La même année, Jean Pain meurt d’un cancer, ce qui fait perdre à Frederick un ami très cher.

Le compostage dans la coopération au développement et le secteur flamand du compost

En collaboration avec le ministère de la Coopération au développement et la FAO, Frederik a offert des dizaines de stages de plusieurs semaines à des centaines de participants d’Amérique latine, d’Asie et d’Afrique. Nombre d’entre eux ont ensuite appliqué la méthode dans leurs propres stations de recherche et laboratoires vivants.

Pendant ce temps, le centre d’accueil de Londerzeel a continué à évoluer. De nombreuses expériences ont été menées avec de nouvelles techniques de compostage et de recyclage. Le paillage de copeaux de bois entre les arbustes et les plantes vivaces a fait l’objet de beaucoup d’attention. Jean Cornelis, chef du service des espaces verts d’Uccle et vice-président du CJP, a joué un rôle crucial dans sa promotion.

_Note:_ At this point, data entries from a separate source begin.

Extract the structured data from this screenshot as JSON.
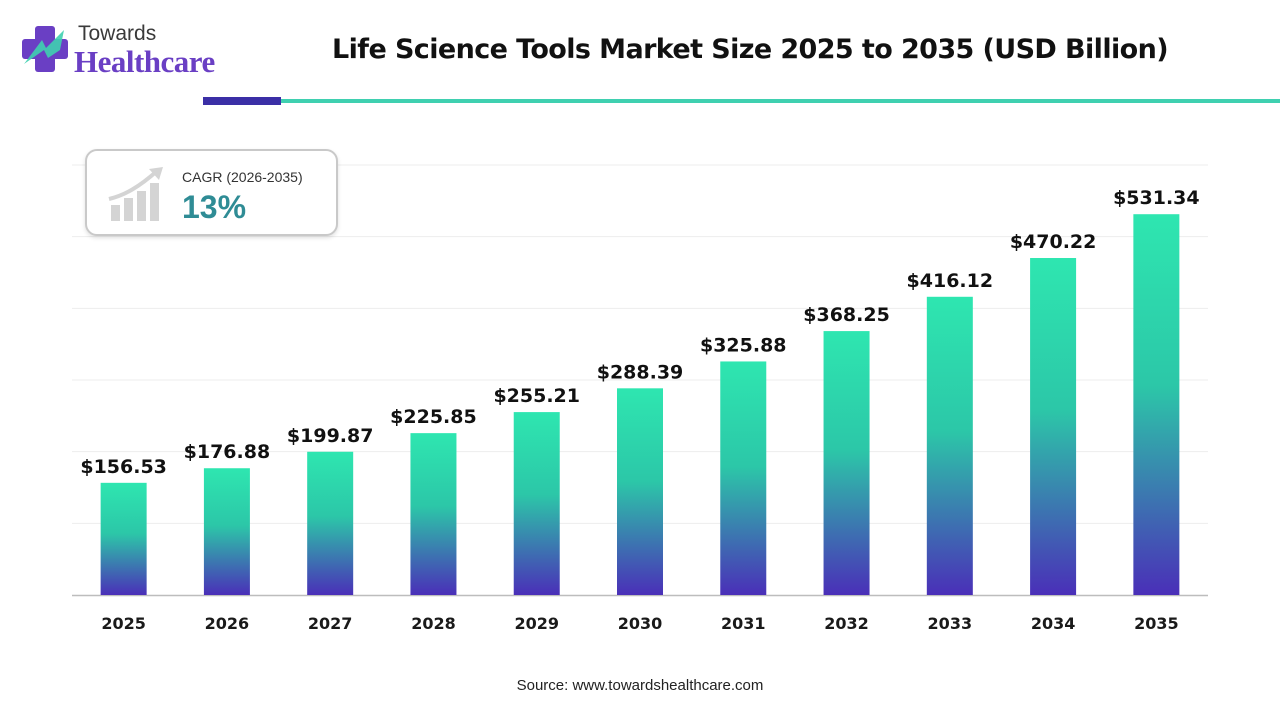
{
  "brand": {
    "line1": "Towards",
    "line2": "Healthcare"
  },
  "cagr": {
    "label": "CAGR (2026-2035)",
    "value": "13%"
  },
  "source": "Source: www.towardshealthcare.com",
  "colors": {
    "bar_top": "#2ee6b0",
    "bar_bottom": "#4a2fb8",
    "accent_dark": "#3b2fa6",
    "accent_teal": "#3fd0b0",
    "cagr_value": "#2f8c95"
  },
  "chart_data": {
    "type": "bar",
    "title": "Life Science Tools Market Size 2025 to 2035 (USD Billion)",
    "categories": [
      "2025",
      "2026",
      "2027",
      "2028",
      "2029",
      "2030",
      "2031",
      "2032",
      "2033",
      "2034",
      "2035"
    ],
    "values": [
      156.53,
      176.88,
      199.87,
      225.85,
      255.21,
      288.39,
      325.88,
      368.25,
      416.12,
      470.22,
      531.34
    ],
    "value_labels": [
      "$156.53",
      "$176.88",
      "$199.87",
      "$225.85",
      "$255.21",
      "$288.39",
      "$325.88",
      "$368.25",
      "$416.12",
      "$470.22",
      "$531.34"
    ],
    "ylim": [
      0,
      600
    ],
    "grid": true,
    "legend": "none",
    "xlabel": "",
    "ylabel": ""
  }
}
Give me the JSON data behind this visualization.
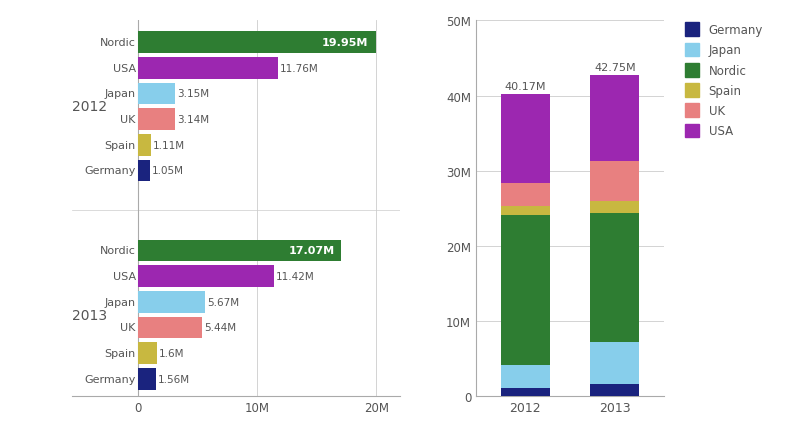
{
  "regions": [
    "Nordic",
    "USA",
    "Japan",
    "UK",
    "Spain",
    "Germany"
  ],
  "years": [
    "2012",
    "2013"
  ],
  "data": {
    "2012": {
      "Nordic": 19.95,
      "USA": 11.76,
      "Japan": 3.15,
      "UK": 3.14,
      "Spain": 1.11,
      "Germany": 1.05
    },
    "2013": {
      "Nordic": 17.07,
      "USA": 11.42,
      "Japan": 5.67,
      "UK": 5.44,
      "Spain": 1.6,
      "Germany": 1.56
    }
  },
  "colors": {
    "Nordic": "#2e7d32",
    "USA": "#9c27b0",
    "Japan": "#87ceeb",
    "UK": "#e88080",
    "Spain": "#c8b840",
    "Germany": "#1a237e"
  },
  "bar_labels": {
    "2012": {
      "Nordic": "19.95M",
      "USA": "11.76M",
      "Japan": "3.15M",
      "UK": "3.14M",
      "Spain": "1.11M",
      "Germany": "1.05M"
    },
    "2013": {
      "Nordic": "17.07M",
      "USA": "11.42M",
      "Japan": "5.67M",
      "UK": "5.44M",
      "Spain": "1.6M",
      "Germany": "1.56M"
    }
  },
  "stacked_totals": {
    "2012": "40.17M",
    "2013": "42.75M"
  },
  "stacked_total_vals": {
    "2012": 40.17,
    "2013": 42.75
  },
  "legend_order_left": [
    "Nordic",
    "USA",
    "Japan",
    "UK",
    "Spain",
    "Germany"
  ],
  "legend_order_right": [
    "Germany",
    "Japan",
    "Nordic",
    "Spain",
    "UK",
    "USA"
  ],
  "bg_color": "#ffffff",
  "grid_color": "#cccccc",
  "text_color": "#555555",
  "stack_order": [
    "Germany",
    "Japan",
    "Nordic",
    "Spain",
    "UK",
    "USA"
  ]
}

Le secrétariat a été équipé d’une toilette à compostage, dans le verger, la tondeuse mulching a remplacé la tondeuse à gazon traditionnelle et une zone de démonstration a été mise en place pour le compostage domestique. Inspiré par un projet au Québec, Frederick a proposé de former des maîtres composteurs. Le CJP a organisé des centaines de sessions de formation pour des volontaires dans toute la Belgique. Plus tard, en concertation avec l’OVAM, la formation des maîtres composteurs a été confiée à l’asbl Vlaco.

Le compostage du bois en Flandre et le rôle de Vlaco

Frederik a construit un vaste réseau dans lequel il a collaboré avec de nombreux experts. Dès ses premières expériences de compostage à Londerzeel, il a rencontré Luc Vanacker, chercheur à l’UGent et plus tard l’un des fondateurs de l’OVAM. Luc est devenu l’un des membres fondateurs du CJP en 1978 et a travaillé sur des alternatives à la mise en décharge et à l’incinération des déchets organiques.

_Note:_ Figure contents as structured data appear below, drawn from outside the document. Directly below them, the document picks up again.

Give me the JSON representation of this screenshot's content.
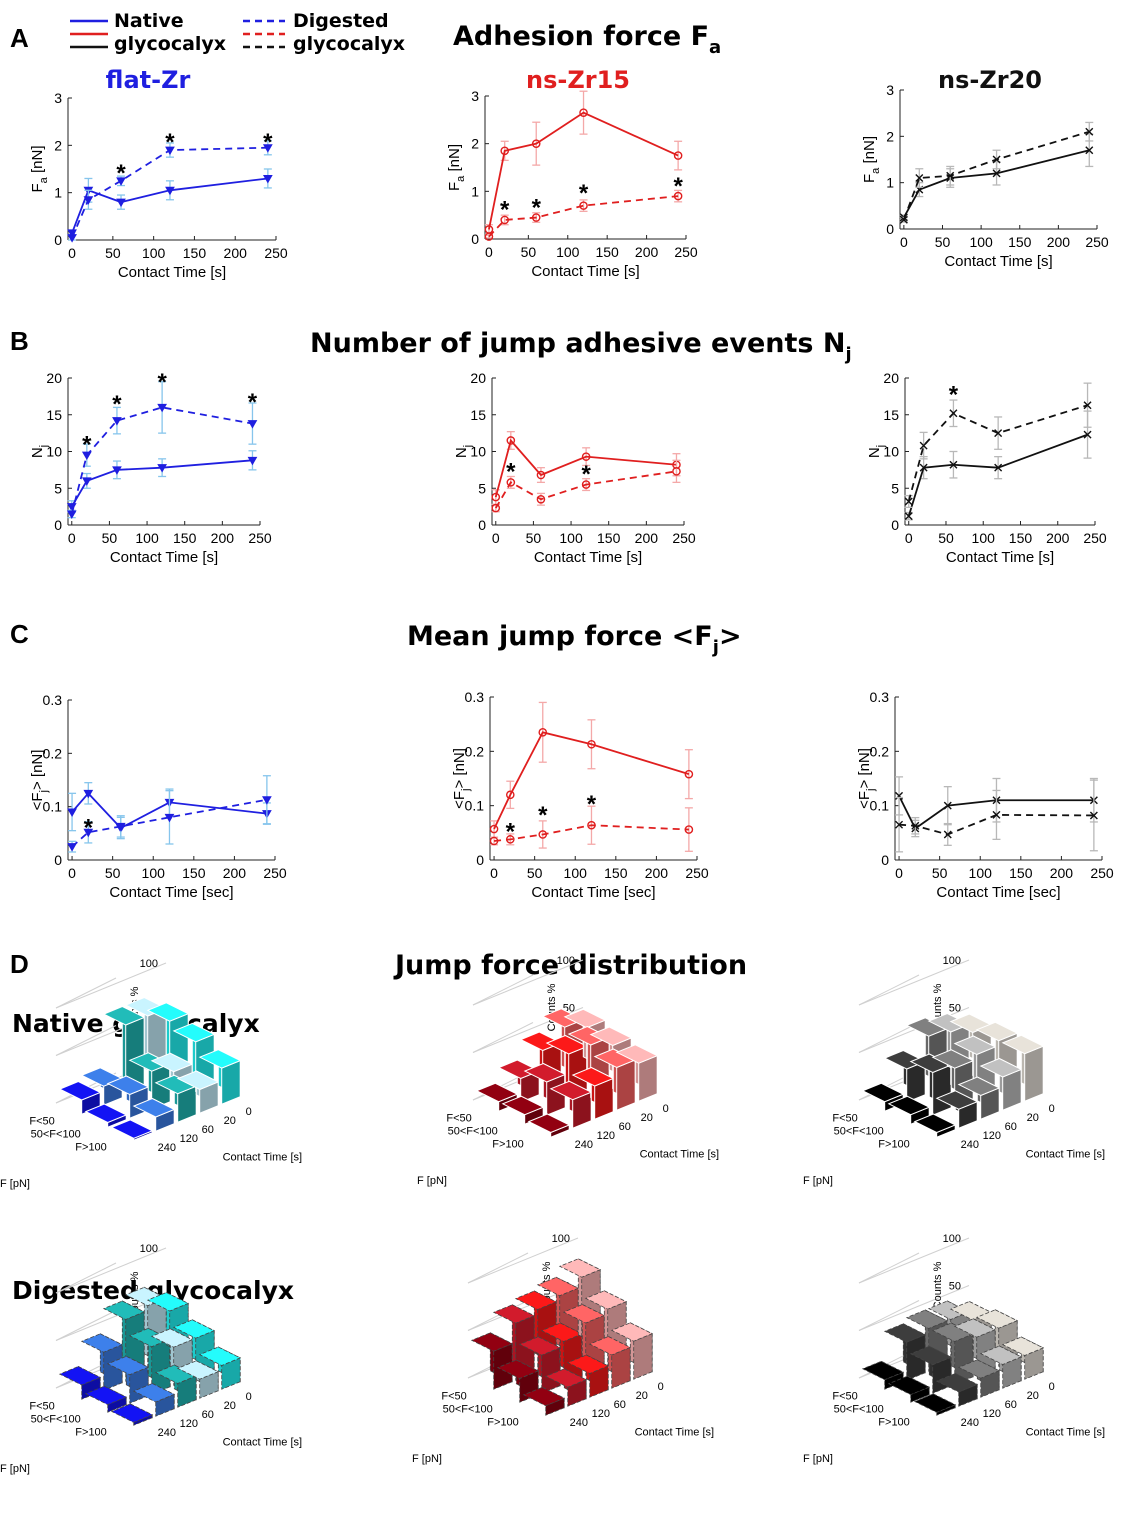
{
  "figure": {
    "panel_letters": [
      "A",
      "B",
      "C",
      "D"
    ],
    "section_titles": {
      "A": "Adhesion force F",
      "A_sub": "a",
      "B": "Number of jump adhesive events N",
      "B_sub": "j",
      "C": "Mean jump force <F",
      "C_sub": "j",
      "C_end": ">",
      "D": "Jump force distribution"
    },
    "column_titles": [
      "flat-Zr",
      "ns-Zr15",
      "ns-Zr20"
    ],
    "column_colors": [
      "#1f1fe0",
      "#e01f1f",
      "#111111"
    ],
    "legend": {
      "native_1": "Native",
      "native_2": "glycocalyx",
      "digested_1": "Digested",
      "digested_2": "glycocalyx",
      "line_colors": [
        "#1f1fe0",
        "#e01f1f",
        "#111111"
      ]
    },
    "row_titles_D": [
      "Native glycocalyx",
      "Digested glycocalyx"
    ]
  },
  "axes_text": {
    "contact_time_s": "Contact Time [s]",
    "contact_time_sec": "Contact Time [sec]",
    "fa_main": "F",
    "fa_sub": "a",
    "fa_unit": " [nN]",
    "nj_main": "N",
    "nj_sub": "j",
    "fj_main": "<F",
    "fj_sub": "j",
    "fj_unit": "> [nN]",
    "counts": "Counts %",
    "f_pn": "F [pN]",
    "star": "*",
    "bins": [
      "F<50",
      "50<F<100",
      "F>100"
    ],
    "times3d": [
      "0",
      "20",
      "60",
      "120",
      "240"
    ],
    "counts_ticks": [
      "0",
      "50",
      "100"
    ]
  },
  "chart_data": [
    {
      "id": "A",
      "type": "line",
      "ylabel": "F_a [nN]",
      "xlabel": "Contact Time [s]",
      "x": [
        0,
        20,
        60,
        120,
        240
      ],
      "xticks": [
        0,
        50,
        100,
        150,
        200,
        250
      ],
      "xlim": [
        -5,
        250
      ],
      "ylim": [
        0,
        3
      ],
      "yticks": [
        0,
        1,
        2,
        3
      ],
      "panels": [
        {
          "col": 0,
          "marker": "triangle",
          "series": [
            {
              "name": "Native glycocalyx",
              "style": "solid",
              "values": [
                0.15,
                1.05,
                0.8,
                1.05,
                1.3
              ],
              "err": [
                0.05,
                0.25,
                0.15,
                0.2,
                0.2
              ]
            },
            {
              "name": "Digested glycocalyx",
              "style": "dashed",
              "values": [
                0.05,
                0.85,
                1.25,
                1.9,
                1.95
              ],
              "err": [
                0.05,
                0.2,
                0.1,
                0.15,
                0.15
              ]
            }
          ],
          "stars": [
            {
              "x": 60,
              "y": 1.5
            },
            {
              "x": 120,
              "y": 2.15
            },
            {
              "x": 240,
              "y": 2.15
            }
          ]
        },
        {
          "col": 1,
          "marker": "circle",
          "series": [
            {
              "name": "Native glycocalyx",
              "style": "solid",
              "values": [
                0.2,
                1.85,
                2.0,
                2.65,
                1.75
              ],
              "err": [
                0.1,
                0.2,
                0.45,
                0.45,
                0.3
              ]
            },
            {
              "name": "Digested glycocalyx",
              "style": "dashed",
              "values": [
                0.05,
                0.4,
                0.45,
                0.7,
                0.9
              ],
              "err": [
                0.03,
                0.1,
                0.1,
                0.12,
                0.12
              ]
            }
          ],
          "stars": [
            {
              "x": 20,
              "y": 0.7
            },
            {
              "x": 60,
              "y": 0.75
            },
            {
              "x": 120,
              "y": 1.05
            },
            {
              "x": 240,
              "y": 1.2
            }
          ]
        },
        {
          "col": 2,
          "marker": "x",
          "series": [
            {
              "name": "Native glycocalyx",
              "style": "solid",
              "values": [
                0.25,
                0.85,
                1.1,
                1.2,
                1.7
              ],
              "err": [
                0.05,
                0.15,
                0.2,
                0.25,
                0.35
              ]
            },
            {
              "name": "Digested glycocalyx",
              "style": "dashed",
              "values": [
                0.2,
                1.1,
                1.15,
                1.5,
                2.1
              ],
              "err": [
                0.05,
                0.2,
                0.2,
                0.2,
                0.2
              ]
            }
          ],
          "stars": []
        }
      ]
    },
    {
      "id": "B",
      "type": "line",
      "ylabel": "N_j",
      "xlabel": "Contact Time [s]",
      "x": [
        0,
        20,
        60,
        120,
        240
      ],
      "xticks": [
        0,
        50,
        100,
        150,
        200,
        250
      ],
      "xlim": [
        -5,
        250
      ],
      "ylim": [
        0,
        20
      ],
      "yticks": [
        0,
        5,
        10,
        15,
        20
      ],
      "panels": [
        {
          "col": 0,
          "marker": "triangle",
          "series": [
            {
              "name": "Native glycocalyx",
              "style": "solid",
              "values": [
                2.5,
                6.0,
                7.5,
                7.8,
                8.8
              ],
              "err": [
                0.8,
                1.0,
                1.2,
                1.2,
                1.3
              ]
            },
            {
              "name": "Digested glycocalyx",
              "style": "dashed",
              "values": [
                1.5,
                9.5,
                14.2,
                16.0,
                13.8
              ],
              "err": [
                0.5,
                1.5,
                1.8,
                3.5,
                2.8
              ]
            }
          ],
          "stars": [
            {
              "x": 20,
              "y": 11.5
            },
            {
              "x": 60,
              "y": 17.0
            },
            {
              "x": 120,
              "y": 20.0
            },
            {
              "x": 240,
              "y": 17.3
            }
          ]
        },
        {
          "col": 1,
          "marker": "circle",
          "series": [
            {
              "name": "Native glycocalyx",
              "style": "solid",
              "values": [
                3.8,
                11.5,
                6.8,
                9.3,
                8.2
              ],
              "err": [
                1.0,
                1.2,
                1.0,
                1.2,
                1.5
              ]
            },
            {
              "name": "Digested glycocalyx",
              "style": "dashed",
              "values": [
                2.3,
                5.8,
                3.5,
                5.5,
                7.3
              ],
              "err": [
                0.5,
                0.8,
                0.8,
                0.8,
                1.5
              ]
            }
          ],
          "stars": [
            {
              "x": 20,
              "y": 7.8
            },
            {
              "x": 120,
              "y": 7.5
            }
          ]
        },
        {
          "col": 2,
          "marker": "x",
          "series": [
            {
              "name": "Native glycocalyx",
              "style": "solid",
              "values": [
                1.2,
                7.8,
                8.2,
                7.8,
                12.3
              ],
              "err": [
                0.5,
                1.5,
                1.8,
                1.5,
                3.2
              ]
            },
            {
              "name": "Digested glycocalyx",
              "style": "dashed",
              "values": [
                3.2,
                10.8,
                15.2,
                12.5,
                16.3
              ],
              "err": [
                0.8,
                1.8,
                1.8,
                2.2,
                3.0
              ]
            }
          ],
          "stars": [
            {
              "x": 60,
              "y": 18.3
            }
          ]
        }
      ]
    },
    {
      "id": "C",
      "type": "line",
      "ylabel": "<F_j> [nN]",
      "xlabel": "Contact Time [sec]",
      "x": [
        0,
        20,
        60,
        120,
        240
      ],
      "xticks": [
        0,
        50,
        100,
        150,
        200,
        250
      ],
      "xlim": [
        -5,
        250
      ],
      "ylim": [
        0,
        0.3
      ],
      "yticks": [
        0,
        0.1,
        0.2,
        0.3
      ],
      "panels": [
        {
          "col": 0,
          "marker": "triangle",
          "series": [
            {
              "name": "Native glycocalyx",
              "style": "solid",
              "values": [
                0.09,
                0.125,
                0.06,
                0.108,
                0.087
              ],
              "err": [
                0.035,
                0.02,
                0.02,
                0.025,
                0.02
              ]
            },
            {
              "name": "Digested glycocalyx",
              "style": "dashed",
              "values": [
                0.025,
                0.052,
                0.063,
                0.08,
                0.113
              ],
              "err": [
                0.01,
                0.02,
                0.02,
                0.05,
                0.045
              ]
            }
          ],
          "stars": [
            {
              "x": 20,
              "y": 0.068
            }
          ]
        },
        {
          "col": 1,
          "marker": "circle",
          "series": [
            {
              "name": "Native glycocalyx",
              "style": "solid",
              "values": [
                0.057,
                0.12,
                0.235,
                0.213,
                0.158
              ],
              "err": [
                0.015,
                0.025,
                0.055,
                0.045,
                0.045
              ]
            },
            {
              "name": "Digested glycocalyx",
              "style": "dashed",
              "values": [
                0.035,
                0.038,
                0.047,
                0.064,
                0.056
              ],
              "err": [
                0.007,
                0.01,
                0.025,
                0.035,
                0.04
              ]
            }
          ],
          "stars": [
            {
              "x": 20,
              "y": 0.06
            },
            {
              "x": 60,
              "y": 0.09
            },
            {
              "x": 120,
              "y": 0.11
            }
          ]
        },
        {
          "col": 2,
          "marker": "x",
          "series": [
            {
              "name": "Native glycocalyx",
              "style": "solid",
              "values": [
                0.118,
                0.058,
                0.1,
                0.11,
                0.11
              ],
              "err": [
                0.035,
                0.015,
                0.035,
                0.04,
                0.04
              ]
            },
            {
              "name": "Digested glycocalyx",
              "style": "dashed",
              "values": [
                0.065,
                0.063,
                0.047,
                0.083,
                0.082
              ],
              "err": [
                0.05,
                0.015,
                0.02,
                0.045,
                0.065
              ]
            }
          ],
          "stars": []
        }
      ]
    },
    {
      "id": "D",
      "type": "bar3d",
      "zlabel": "Counts %",
      "xlabel": "F [pN]",
      "ylabel": "Contact Time [s]",
      "bins": [
        "F<50",
        "50<F<100",
        "F>100"
      ],
      "times": [
        0,
        20,
        60,
        120,
        240
      ],
      "zlim": [
        0,
        100
      ],
      "tables": [
        {
          "row": "Native glycocalyx",
          "col": 0,
          "palette": [
            "#1212e8",
            "#3a7ae0",
            "#1fb3b0",
            "#bfe8f4",
            "#22f0f0"
          ],
          "values": [
            [
              60,
              75,
              75,
              20,
              15
            ],
            [
              52,
              30,
              40,
              25,
              5
            ],
            [
              38,
              25,
              30,
              15,
              2
            ]
          ]
        },
        {
          "row": "Native glycocalyx",
          "col": 1,
          "palette": [
            "#8b0010",
            "#c81a2a",
            "#f01818",
            "#f46060",
            "#f9b0b0"
          ],
          "values": [
            [
              50,
              60,
              45,
              25,
              10
            ],
            [
              45,
              55,
              55,
              35,
              10
            ],
            [
              40,
              45,
              35,
              30,
              5
            ]
          ]
        },
        {
          "row": "Native glycocalyx",
          "col": 2,
          "palette": [
            "#000000",
            "#3a3a3a",
            "#7a7a7a",
            "#b8b8b8",
            "#ddd8d0"
          ],
          "values": [
            [
              45,
              55,
              60,
              35,
              10
            ],
            [
              50,
              45,
              40,
              45,
              10
            ],
            [
              50,
              35,
              25,
              20,
              5
            ]
          ]
        },
        {
          "row": "Digested glycocalyx",
          "col": 0,
          "palette": [
            "#1212e8",
            "#3a7ae0",
            "#1fb3b0",
            "#bfe8f4",
            "#22f0f0"
          ],
          "values": [
            [
              55,
              70,
              65,
              40,
              15
            ],
            [
              40,
              40,
              50,
              30,
              8
            ],
            [
              25,
              20,
              25,
              15,
              3
            ]
          ]
        },
        {
          "row": "Digested glycocalyx",
          "col": 1,
          "palette": [
            "#8b0010",
            "#c81a2a",
            "#f01818",
            "#f46060",
            "#f9b0b0"
          ],
          "values": [
            [
              80,
              70,
              65,
              60,
              40
            ],
            [
              60,
              55,
              45,
              40,
              25
            ],
            [
              40,
              35,
              25,
              20,
              10
            ]
          ]
        },
        {
          "row": "Digested glycocalyx",
          "col": 2,
          "palette": [
            "#000000",
            "#3a3a3a",
            "#7a7a7a",
            "#b8b8b8",
            "#ddd8d0"
          ],
          "values": [
            [
              35,
              45,
              45,
              40,
              10
            ],
            [
              40,
              40,
              45,
              30,
              8
            ],
            [
              25,
              25,
              20,
              15,
              3
            ]
          ]
        }
      ]
    }
  ]
}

Dans le même temps, Frans Verschoot, président de la section VELT d’Izegem, a mis en place un petit site de compostage en collaboration avec l’intercommunale des déchets locale. Les résidus d’élagage sont désormais conservés séparément et compostés selon la méthode Jean Pain. En outre, de plus en plus d’herbe coupée a été apportée, ce qui a conduit à des recherches sur la faisabilité du compostage d’un mélange de bois coupé et d’herbe coupée.

Frederik et Luc Vanacker ont demandé au CJP de faire des recherches à ce sujet. L’ingénieur Filip Robinet entre en fonction et met en place des tas d’essais mixtes. Il encadre Frans Verschoot et développe, avec le constructeur wallon Ménart, des machines spécialisées pour le broyage, le criblage et la transformation du compost. Des journées d’étude et des contacts avec la presse ont permis de faire connaître ces techniques.

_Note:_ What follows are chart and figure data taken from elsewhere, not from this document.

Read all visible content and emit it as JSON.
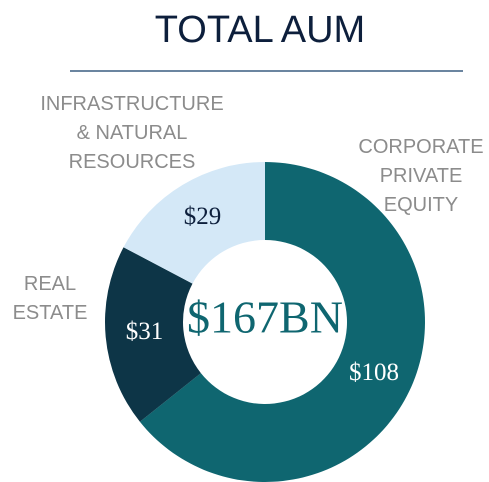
{
  "chart_data": {
    "type": "pie",
    "title": "TOTAL AUM",
    "center_label": "$167BN",
    "categories": [
      "CORPORATE\nPRIVATE\nEQUITY",
      "REAL\nESTATE",
      "INFRASTRUCTURE\n& NATURAL\nRESOURCES"
    ],
    "values": [
      108,
      31,
      29
    ],
    "value_labels": [
      "$108",
      "$31",
      "$29"
    ],
    "colors": [
      "#0f6670",
      "#0d3547",
      "#d4e8f7"
    ],
    "donut": true
  }
}
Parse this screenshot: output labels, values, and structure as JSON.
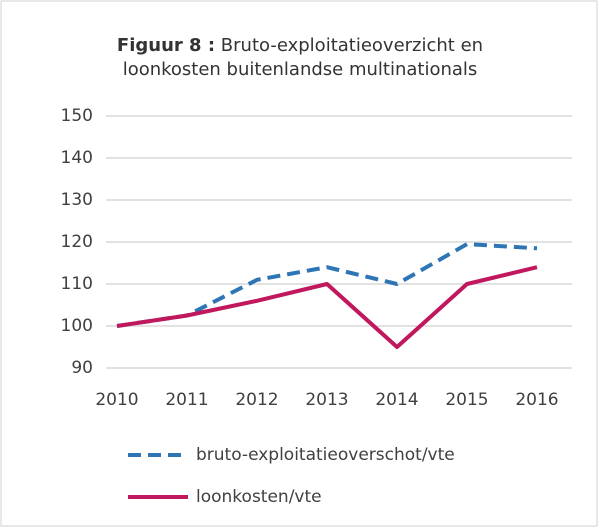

Au fur et à mesure que la production de compost augmentait, l’OVAM s’est rendu compte de la nécessité de rationaliser le marketing, la recherche et les normes de qualité. En 1992, l’asbl Vlaco a été fondée avec Luc Vanacker à sa tête, marquant le début d’une nouvelle et passionnante histoire du compost en Flandre.

Un patrimoine vivant

Frederik Vanden Brande a vu le Comité Jean Pain changer et évoluer. Son rêve d’amener le plus grand nombre possible de jardiniers à composter et à transformer les déchets de taille en compost à grande échelle s’est largement concrétisé. Son histoire et celle de Jean Pain sont inextricablement liées à l’histoire du compost en Flandre et bien au-delà.

Du fond du cœur, nous rendons également hommage à sa merveilleuse épouse Lorraine, qui l’a soutenu avec amour pendant toutes ces années.